Clerks and Interns Share Summer 2015 Experiences

_MG_9020 copy (web)

As our summer clerks and interns prepared to return to school in the fall, we asked them to share their thoughts about the experiences each of them had with LSSP over the summer. We’re sad to see them go and are so grateful for the great work they did with LSSP!

Abigail Henderson
University of North Carolina School of Law. Summer Clerk, Family Support & Health Care.

Abigail shared with us that she gained insight from her work at LSSP into the unique struggles that some of the most vulnerable communities in our city face. Having worked in the past as a counselor for people who are homeless, Abigail has experience dealing with public benefits and was excited to learn how to better help those in need.

“It has been such a privilege to work and learn alongside clients, tackling concrete issues affecting their daily lives. I’m learning how to be a more integrated advocate and working to increase access to support services.”

Itané Coleman
University of North Carolina at Greensboro. Development and Pro Bono Intern, Z. Smith Reynolds Nonprofit Internship Program.

Itané expressed how much she found she had grown professionally. She is thankful for this experience, because the reality of finding an accessible internship can be difficult for low-income and working college students such as herself.

“I’m so proud of all the assignments I’ve been working on, as well as the clarity this opportunity has given me regarding my desired career path and interests. The support I have received from both LSSP and the Z. Smith Reynolds Foundation has been life changing.”

Melodie Pellot-Hernández
University of North Carolina School of Law. McMillan Fellow, Immigrant Justice.

While interning with LSSP, Melodie discovered that she loves being in court. Although public speaking can at times be a challenge, she enjoyed working directly with clients to fulfill their legal needs.

“The most challenging part thus far has been learning to embrace uncertainty and accepting the learning process. After speaking on behalf of a client in immigration court, I was proud that I was able to keep calm and help him navigate that process.”

Correll Kennedy
Wake Forest University School of Law. McMillian Fellow, Consumer Protection & Employment Law.

Correll’s favorite part about this summer was the amount of interaction and relationships he formed with LSSP clients.
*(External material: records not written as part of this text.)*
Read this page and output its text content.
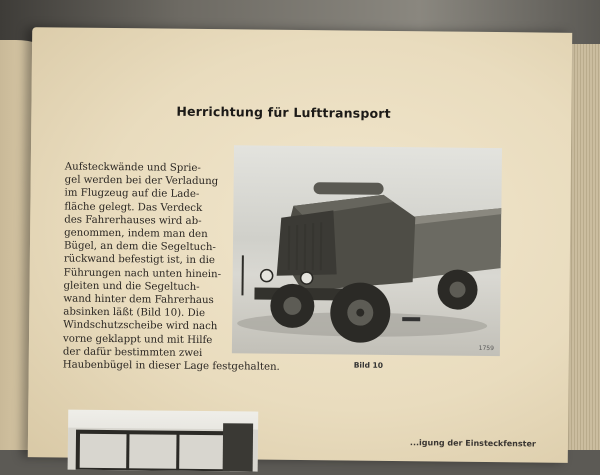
Herrichtung für Lufttransport

Aufsteckwände und Sprie-
gel werden bei der Verladung
im Flugzeug auf die Lade-
fläche gelegt. Das Verdeck
des Fahrerhauses wird ab-
genommen, indem man den
Bügel, an dem die Segeltuch-
rückwand befestigt ist, in die
Führungen nach unten hinein-
gleiten und die Segeltuch-
wand hinter dem Fahrerhaus
absinken läßt (Bild 10). Die
Windschutzscheibe wird nach
vorne geklappt und mit Hilfe
der dafür bestimmten zwei
Haubenbügel in dieser Lage festgehalten.

1759
Bild 10
...igung der Einsteckfenster
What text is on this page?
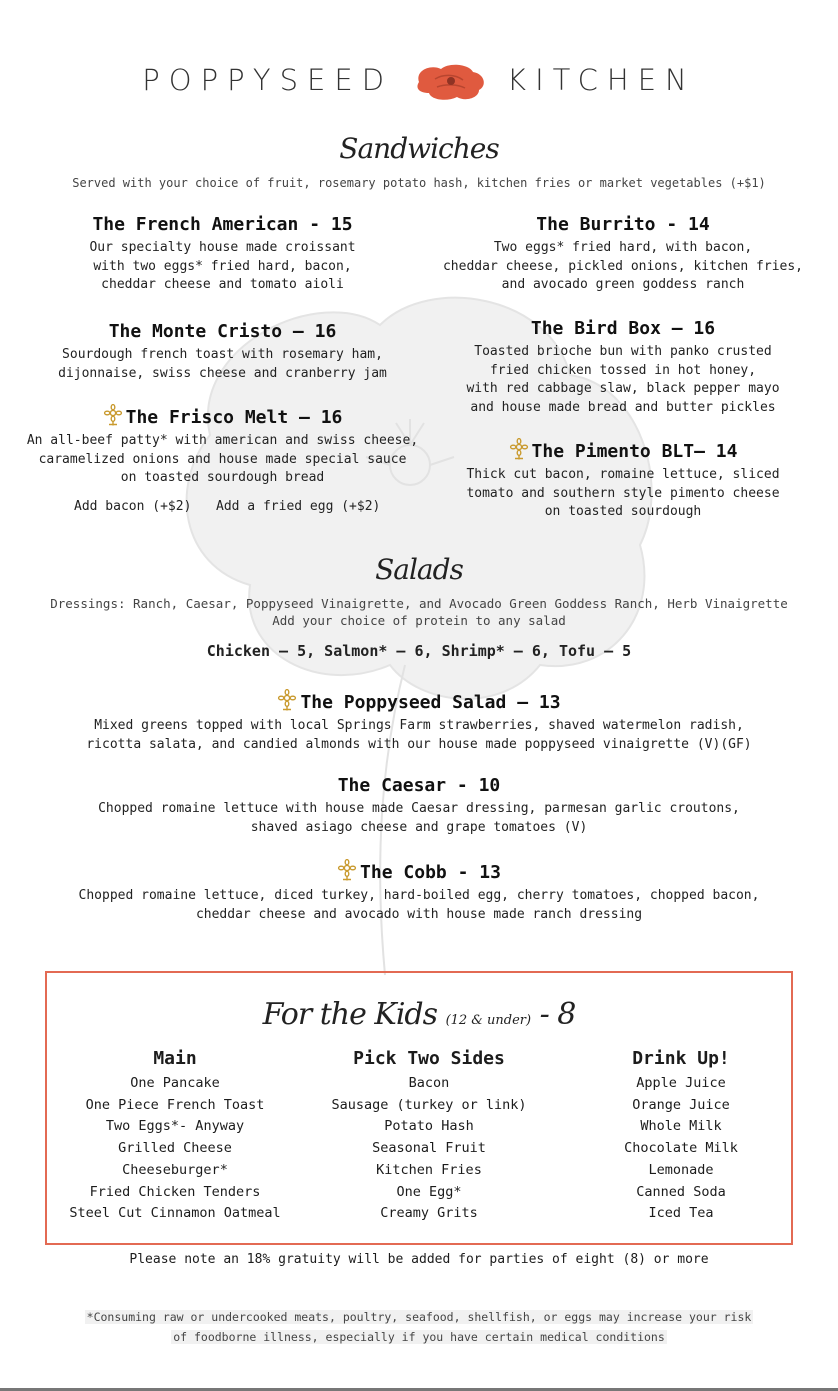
POPPYSEED	KITCHEN
Sandwiches
Served with your choice of fruit, rosemary potato hash, kitchen fries or market vegetables (+$1)
The French American - 15
Our specialty house made croissant
with two eggs* fried hard, bacon,
cheddar cheese and tomato aioli
The Burrito - 14
Two eggs* fried hard, with bacon,
cheddar cheese, pickled onions, kitchen fries,
and avocado green goddess ranch
The Monte Cristo – 16
Sourdough french toast with rosemary ham,
dijonnaise, swiss cheese and cranberry jam
The Bird Box – 16
Toasted brioche bun with panko crusted
fried chicken tossed in hot honey,
with red cabbage slaw, black pepper mayo
and house made bread and butter pickles
The Frisco Melt – 16
An all-beef patty* with american and swiss cheese,
caramelized onions and house made special sauce
on toasted sourdough bread
Add bacon (+$2) Add a fried egg (+$2)
The Pimento BLT– 14
Thick cut bacon, romaine lettuce, sliced
tomato and southern style pimento cheese
on toasted sourdough
Salads
Dressings: Ranch, Caesar, Poppyseed Vinaigrette, and Avocado Green Goddess Ranch, Herb Vinaigrette
Add your choice of protein to any salad
Chicken – 5, Salmon* – 6, Shrimp* – 6, Tofu – 5
The Poppyseed Salad – 13
Mixed greens topped with local Springs Farm strawberries, shaved watermelon radish,
ricotta salata, and candied almonds with our house made poppyseed vinaigrette (V)(GF)
The Caesar - 10
Chopped romaine lettuce with house made Caesar dressing, parmesan garlic croutons,
shaved asiago cheese and grape tomatoes (V)
The Cobb - 13
Chopped romaine lettuce, diced turkey, hard-boiled egg, cherry tomatoes, chopped bacon,
cheddar cheese and avocado with house made ranch dressing
For the Kids (12 & under) - 8
Main
One Pancake
One Piece French Toast
Two Eggs*- Anyway
Grilled Cheese
Cheeseburger*
Fried Chicken Tenders
Steel Cut Cinnamon Oatmeal
Pick Two Sides
Bacon
Sausage (turkey or link)
Potato Hash
Seasonal Fruit
Kitchen Fries
One Egg*
Creamy Grits
Drink Up!
Apple Juice
Orange Juice
Whole Milk
Chocolate Milk
Lemonade
Canned Soda
Iced Tea
Please note an 18% gratuity will be added for parties of eight (8) or more
*Consuming raw or undercooked meats, poultry, seafood, shellfish, or eggs may increase your risk
of foodborne illness, especially if you have certain medical conditions
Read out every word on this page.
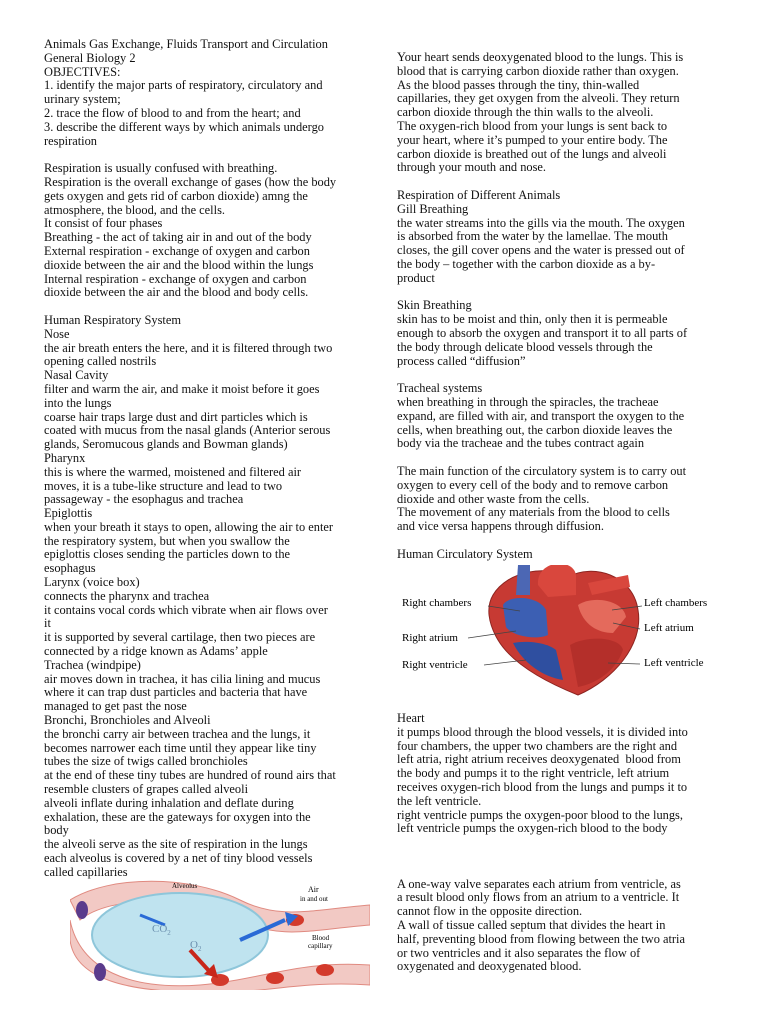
Animals Gas Exchange, Fluids Transport and Circulation
General Biology 2
OBJECTIVES:
1. identify the major parts of respiratory, circulatory and
urinary system;
2. trace the flow of blood to and from the heart; and
3. describe the different ways by which animals undergo
respiration
Respiration is usually confused with breathing.
Respiration is the overall exchange of gases (how the body
gets oxygen and gets rid of carbon dioxide) amng the
atmosphere, the blood, and the cells.
It consist of four phases
Breathing - the act of taking air in and out of the body
External respiration - exchange of oxygen and carbon
dioxide between the air and the blood within the lungs
Internal respiration - exchange of oxygen and carbon
dioxide between the air and the blood and body cells.
Human Respiratory System
Nose
the air breath enters the here, and it is filtered through two
opening called nostrils
Nasal Cavity
filter and warm the air, and make it moist before it goes
into the lungs
coarse hair traps large dust and dirt particles which is
coated with mucus from the nasal glands (Anterior serous
glands, Seromucous glands and Bowman glands)
Pharynx
this is where the warmed, moistened and filtered air
moves, it is a tube-like structure and lead to two
passageway - the esophagus and trachea
Epiglottis
when your breath it stays to open, allowing the air to enter
the respiratory system, but when you swallow the
epiglottis closes sending the particles down to the
esophagus
Larynx (voice box)
connects the pharynx and trachea
it contains vocal cords which vibrate when air flows over
it
it is supported by several cartilage, then two pieces are
connected by a ridge known as Adams’ apple
Trachea (windpipe)
air moves down in trachea, it has cilia lining and mucus
where it can trap dust particles and bacteria that have
managed to get past the nose
Bronchi, Bronchioles and Alveoli
the bronchi carry air between trachea and the lungs, it
becomes narrower each time until they appear like tiny
tubes the size of twigs called bronchioles
at the end of these tiny tubes are hundred of round airs that
resemble clusters of grapes called alveoli
alveoli inflate during inhalation and deflate during
exhalation, these are the gateways for oxygen into the
body
the alveoli serve as the site of respiration in the lungs
each alveolus is covered by a net of tiny blood vessels
called capillaries
Your heart sends deoxygenated blood to the lungs. This is
blood that is carrying carbon dioxide rather than oxygen.
As the blood passes through the tiny, thin-walled
capillaries, they get oxygen from the alveoli. They return
carbon dioxide through the thin walls to the alveoli.
The oxygen-rich blood from your lungs is sent back to
your heart, where it’s pumped to your entire body. The
carbon dioxide is breathed out of the lungs and alveoli
through your mouth and nose.
Respiration of Different Animals
Gill Breathing
the water streams into the gills via the mouth. The oxygen
is absorbed from the water by the lamellae. The mouth
closes, the gill cover opens and the water is pressed out of
the body – together with the carbon dioxide as a by-
product
Skin Breathing
skin has to be moist and thin, only then it is permeable
enough to absorb the oxygen and transport it to all parts of
the body through delicate blood vessels through the
process called “diffusion”
Tracheal systems
when breathing in through the spiracles, the tracheae
expand, are filled with air, and transport the oxygen to the
cells, when breathing out, the carbon dioxide leaves the
body via the tracheae and the tubes contract again
The main function of the circulatory system is to carry out
oxygen to every cell of the body and to remove carbon
dioxide and other waste from the cells.
The movement of any materials from the blood to cells
and vice versa happens through diffusion.
Human Circulatory System
Heart
it pumps blood through the blood vessels, it is divided into
four chambers, the upper two chambers are the right and
left atria, right atrium receives deoxygenated  blood from
the body and pumps it to the right ventricle, left atrium
receives oxygen-rich blood from the lungs and pumps it to
the left ventricle.
right ventricle pumps the oxygen-poor blood to the lungs,
left ventricle pumps the oxygen-rich blood to the body
A one-way valve separates each atrium from ventricle, as
a result blood only flows from an atrium to a ventricle. It
cannot flow in the opposite direction.
A wall of tissue called septum that divides the heart in
half, preventing blood from flowing between the two atria
or two ventricles and it also separates the flow of
oxygenated and deoxygenated blood.
Right chambers
Right atrium
Right ventricle
Left chambers
Left atrium
Left ventricle
Alveolus	Air
in and out
$CO_2$
$O_2$
Blood
capillary
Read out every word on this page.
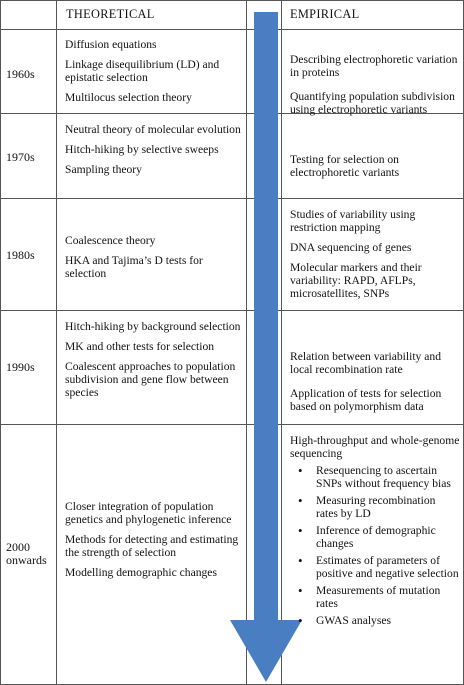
THEORETICAL	EMPIRICAL
1960s

Diffusion equations

Linkage disequilibrium (LD) and epistatic selection

Multilocus selection theory

Describing electrophoretic variation in proteins

Quantifying population subdivision using electrophoretic variants

1970s

Neutral theory of molecular evolution

Hitch-hiking by selective sweeps

Sampling theory

Testing for selection on electrophoretic variants

1980s

Coalescence theory

HKA and Tajima’s D tests for selection

Studies of variability using restriction mapping

DNA sequencing of genes

Molecular markers and their variability: RAPD, AFLPs, microsatellites, SNPs

1990s

Hitch-hiking by background selection

MK and other tests for selection

Coalescent approaches to population subdivision and gene flow between species

Relation between variability and local recombination rate

Application of tests for selection based on polymorphism data

2000 onwards

Closer integration of population genetics and phylogenetic inference

Methods for detecting and estimating the strength of selection

Modelling demographic changes

High-throughput and whole-genome sequencing
• Resequencing to ascertain SNPs without frequency bias
• Measuring recombination rates by LD
• Inference of demographic changes
• Estimates of parameters of positive and negative selection
• Measurements of mutation rates
• GWAS analyses
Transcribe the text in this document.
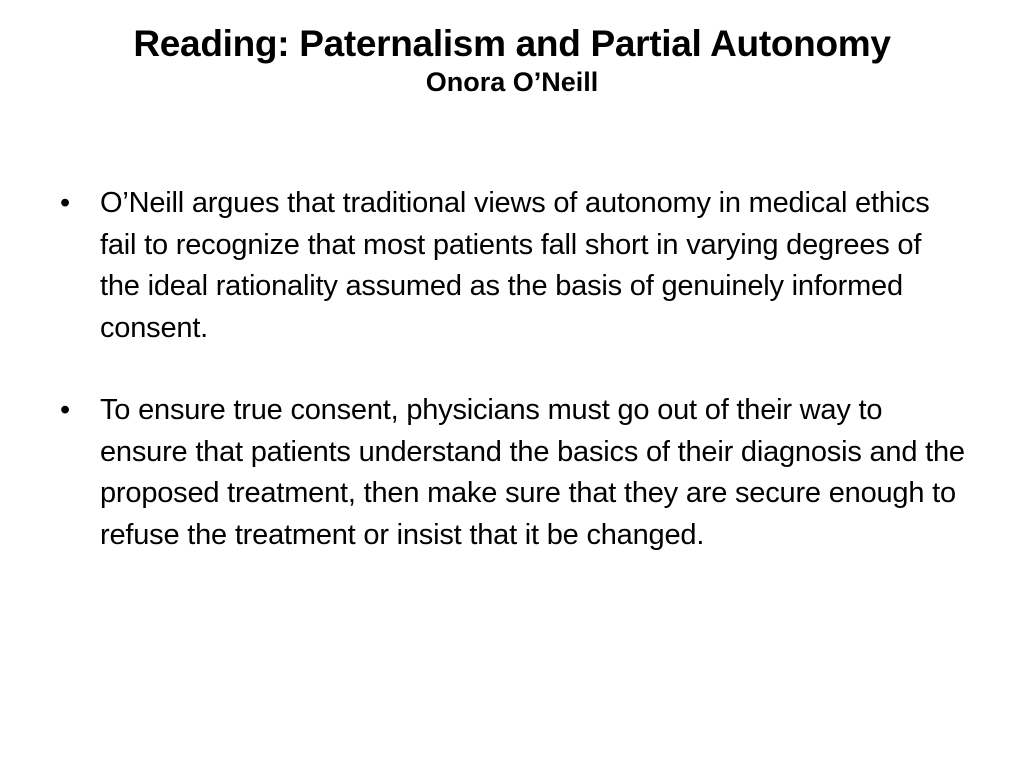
Reading: Paternalism and Partial Autonomy
Onora O’Neill
• O’Neill argues that traditional views of autonomy in medical ethics fail to recognize that most patients fall short in varying degrees of the ideal rationality assumed as the basis of genuinely informed consent.
• To ensure true consent, physicians must go out of their way to ensure that patients understand the basics of their diagnosis and the proposed treatment, then make sure that they are secure enough to refuse the treatment or insist that it be changed.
He decided to intern at LSSP because he would gain the opportunity to work directly with clients, many of whom now remember him by first name.

“This summer I have learned what lawyers ‘really do.’ It is no secret that law school is theory based with fictional problems. At LSSP, we are faced with real-life problems that we must solve as quickly and efficiently as possible.”

Kristin Smith
Wake Forest University School of Law. Summer Clerk, Consumer Protection & Employment Law.

Kristin says interning at LSSP helped her develop into a real-life future lawyer as well as make connections between her law school studies and the work LSSP fosters.

“My internship at LSSP gave me a glimpse of just how creative lawyers sometimes have to be. Law school is so theoretical that when you actually start working on cases you don’t have any clue how law school correlates with being a lawyer. After this summer, I know my courses for the next two years will take on new meanings as I think about the practical aspects of lawyering and advocacy.”

Ivana Hughes
University of Alabama School of Law. Summer Clerk, Family Support & Health Care.

Ivana says her oral argument, legal writing and legal research skills have grown tremendously since working with LSSP. Her hard work resulted in winning a hearing on a Medicaid for the Disabled case, sparking her interest in health care law.

“There is a famous quote by Franklin D. Roosevelt that says, ‘The test of progress is not whether we add more to the abundance of those who have much; it is whether we provide enough for those who have too little.’ I plan to take my work here and that quote to focus my legal career on helping the under-served.”